Willapa Bay is the largest producer of farmed shellfish in the entire U.S. The shellfish industry is the largest employer in Pacific County and the backbone of the rural economy, responsible for more than 2,000 family-wage jobs and $102 million in annual economic output.
Farming shellfish — and protecting the pristine waterways necessary for shellfish to thrive — is more than just an industry in Pacific County, it’s a way of life, and one that has been practiced since before statehood. In fact, most shellfish produced today in Willapa Bay are grown on multigenerational, family-owned farms.
Yet, this rural way of life could soon come to an end.
An infestation of burrowing shrimp is steadily transforming the aquatic habitat into a goopy swamp of barren mud that swallows shellfish, suffocating them and turning thousands of acres of diverse and productive tide flats into barren wastelands. Shellfish farmers’ inability to treat their beds has cost $50 million over five years, and the continued lack of control of the infestation threatens to reduce shellfish production by 90 percent in the coming years.
In 2015, shellfish farmers sought a permit to apply a low-impact, EPA-approved pesticide called imidacloprid to control the burrowing shrimp infestation.
Imidacloprid is the most widely used pesticide in the world and is commonly applied to grains, fruits and vegetables, as well as to pets for flea control.

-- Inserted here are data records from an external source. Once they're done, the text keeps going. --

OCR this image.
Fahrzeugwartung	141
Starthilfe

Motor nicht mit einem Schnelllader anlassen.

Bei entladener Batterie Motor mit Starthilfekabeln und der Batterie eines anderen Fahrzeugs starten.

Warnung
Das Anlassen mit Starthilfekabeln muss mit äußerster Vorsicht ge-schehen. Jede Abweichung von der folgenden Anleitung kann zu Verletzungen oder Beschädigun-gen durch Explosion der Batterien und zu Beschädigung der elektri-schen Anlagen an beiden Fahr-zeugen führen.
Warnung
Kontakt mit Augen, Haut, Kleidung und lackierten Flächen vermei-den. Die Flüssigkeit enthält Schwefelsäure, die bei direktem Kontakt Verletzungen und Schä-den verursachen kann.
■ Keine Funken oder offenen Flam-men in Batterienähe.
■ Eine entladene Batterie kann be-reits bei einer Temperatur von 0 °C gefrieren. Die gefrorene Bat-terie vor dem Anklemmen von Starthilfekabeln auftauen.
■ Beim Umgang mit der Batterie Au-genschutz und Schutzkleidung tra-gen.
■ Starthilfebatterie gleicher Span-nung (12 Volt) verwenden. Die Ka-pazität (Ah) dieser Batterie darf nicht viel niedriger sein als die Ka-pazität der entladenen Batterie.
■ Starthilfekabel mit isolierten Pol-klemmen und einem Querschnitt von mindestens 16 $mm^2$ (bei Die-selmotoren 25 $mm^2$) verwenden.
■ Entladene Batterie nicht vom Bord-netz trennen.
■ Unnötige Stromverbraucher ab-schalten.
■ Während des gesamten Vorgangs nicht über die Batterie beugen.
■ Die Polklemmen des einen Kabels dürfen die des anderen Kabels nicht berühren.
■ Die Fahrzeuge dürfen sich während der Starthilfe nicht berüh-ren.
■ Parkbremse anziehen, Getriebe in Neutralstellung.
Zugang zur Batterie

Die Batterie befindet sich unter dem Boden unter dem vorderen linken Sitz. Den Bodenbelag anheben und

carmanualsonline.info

The state Department of Ecology found that imidacloprid would result in zero adverse environmental impacts and issued the permit authorizing farmers to apply 8 ounces of imidacloprid per acre, up to a maximum of 2,000 acres per year — about the equivalent of a crushed aspirin tablet on every square yard of sediment.
Unlike in land-based agriculture where imidacloprid is applied directly to the seeds or plants, shellfish farmers target the sediment, which means that shellfish never have direct contact with imidacloprid, since shellfish are planted on beds long after the compound has dissipated — usually within a few days.
Imidacloprid would only to be used on shellfish beds once every four or five years. In any single year, treatments would be applied to about half a percent of Willapa Bay.
But the permit drew criticism from agenda-driven environmentalists and misinformed Seattle chefs, which prompted Ecology to cancel the permit and encourage the farmers to try again.
When the farmers came back with a significantly reduced proposal for 25 percent of the acres of the initial permit, Ecology took two years to determine that, contrary to its initial review, the farmers’ reduced proposal would result in adverse environmental impacts — despite no new scientific studies in the interim to justify that conclusion.
The conclusion is clearly political and not based upon science. A process based upon science would — 10 times out of 10 — grant the shellfish farmers their permit, without controversy or delay.
This is a travesty — and one with major adverse economic impacts.
A science-based state agency turning away from science to make a consequential economic decision based instead on political considerations — a decision that may spell the end of dozens of family-owned farms that have operated for nearly a century — carries implications not just for the rural economy of Pacific County but for farmers everywhere throughout the state, not to mention the honesty and integrity of the Department of Ecology.
This should not be how the state of Washington does business — or science.
Urbanites who castigate the current president for not respecting science should not, in turn, ignore science when it’s politically expedient to do so.
Citizens from across the state should be asking their elected leaders: Why is the state prepared to allow the shellfish industry in Willapa Bay to fail, no matter what the science says?